Volunteer teacher ousted for supporting Sister Louise Akers

Both support for -- and resistance to -- the very idea of women's ordination is taking root in Cincinnati.

A volunteer religion teacher of a sixth grade Old Testament class at a local parsish has been ousted from her teaching position because she supports Sister Louise Akers.

Akers was told by Archbishop Daniel E. Pilarczyk she could not teach in Cincinnati because she refused to recant a belief she holds that women should be allowed to be ordained.

Dr. Carol Egner wrote a letter to The Cincinnati Enquirer, saying she agrees with Sister Akers, who supports the idea of women being ordained as priests.

"I didn't write the letter as a teacher, I didn't write the letter as a doctor. I just wrote the letter as an individual and never did I think it would have the repercussions that it had," said Dr. Egner.

The following two paragraphs in the Enquirer did Egner in:

Responding to Archbishop’s Daniel Pilarczyk’s ban of Sister Louise Akers from teaching within the archdiocese is hard to believe in 2009 (”Pilarczyk bans nun from teaching,” Sept. 2). Although not a biblical scholar, I cannot reference a Bible passage that disallows women to be priests. It only makes sense in this time of shortage and decreasing numbers of practicing Catholics that some self-reflection on the part of church officials may be beneficial.

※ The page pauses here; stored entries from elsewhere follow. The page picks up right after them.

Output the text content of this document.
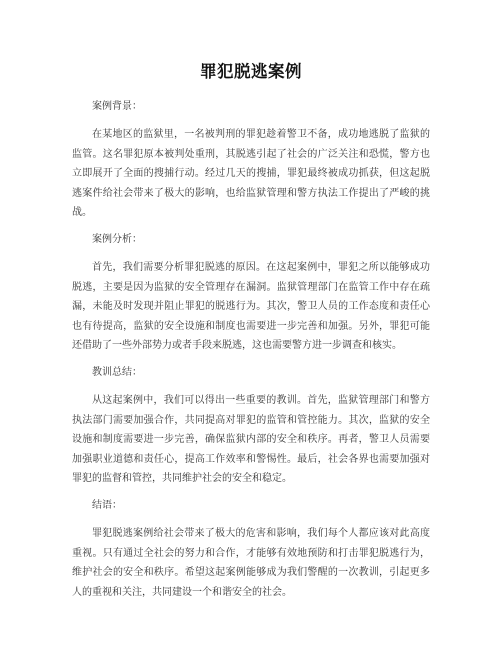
罪犯脱逃案例

案例背景：

在某地区的监狱里，一名被判刑的罪犯趁着警卫不备，成功地逃脱了监狱的监管。这名罪犯原本被判处重刑，其脱逃引起了社会的广泛关注和恐慌，警方也立即展开了全面的搜捕行动。经过几天的搜捕，罪犯最终被成功抓获，但这起脱逃案件给社会带来了极大的影响，也给监狱管理和警方执法工作提出了严峻的挑战。

案例分析：

首先，我们需要分析罪犯脱逃的原因。在这起案例中，罪犯之所以能够成功脱逃，主要是因为监狱的安全管理存在漏洞。监狱管理部门在监管工作中存在疏漏，未能及时发现并阻止罪犯的脱逃行为。其次，警卫人员的工作态度和责任心也有待提高，监狱的安全设施和制度也需要进一步完善和加强。另外，罪犯可能还借助了一些外部势力或者手段来脱逃，这也需要警方进一步调查和核实。

教训总结：

从这起案例中，我们可以得出一些重要的教训。首先，监狱管理部门和警方执法部门需要加强合作，共同提高对罪犯的监管和管控能力。其次，监狱的安全设施和制度需要进一步完善，确保监狱内部的安全和秩序。再者，警卫人员需要加强职业道德和责任心，提高工作效率和警惕性。最后，社会各界也需要加强对罪犯的监督和管控，共同维护社会的安全和稳定。

结语：

罪犯脱逃案例给社会带来了极大的危害和影响，我们每个人都应该对此高度重视。只有通过全社会的努力和合作，才能够有效地预防和打击罪犯脱逃行为，维护社会的安全和秩序。希望这起案例能够成为我们警醒的一次教训，引起更多人的重视和关注，共同建设一个和谐安全的社会。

Having 16 years of Catholic education, my life has been for more influenced by religious women than men. I agree with ordaining women as priests now. And perhaps if we had already been doing this, words like sexual abuse would not be associated with the Catholic Church.

Carol L. Egner
Western Hills

When Egner’s pastor, Fr. David Sunberg, read her letter, he asked her to write another that either renounced her position or made clear that she “yields to the wisdom of the church.” When she refused, she was told she could no longer teach her Old Testament class for sixth-graders at her parish, Our Lady of Lourdes.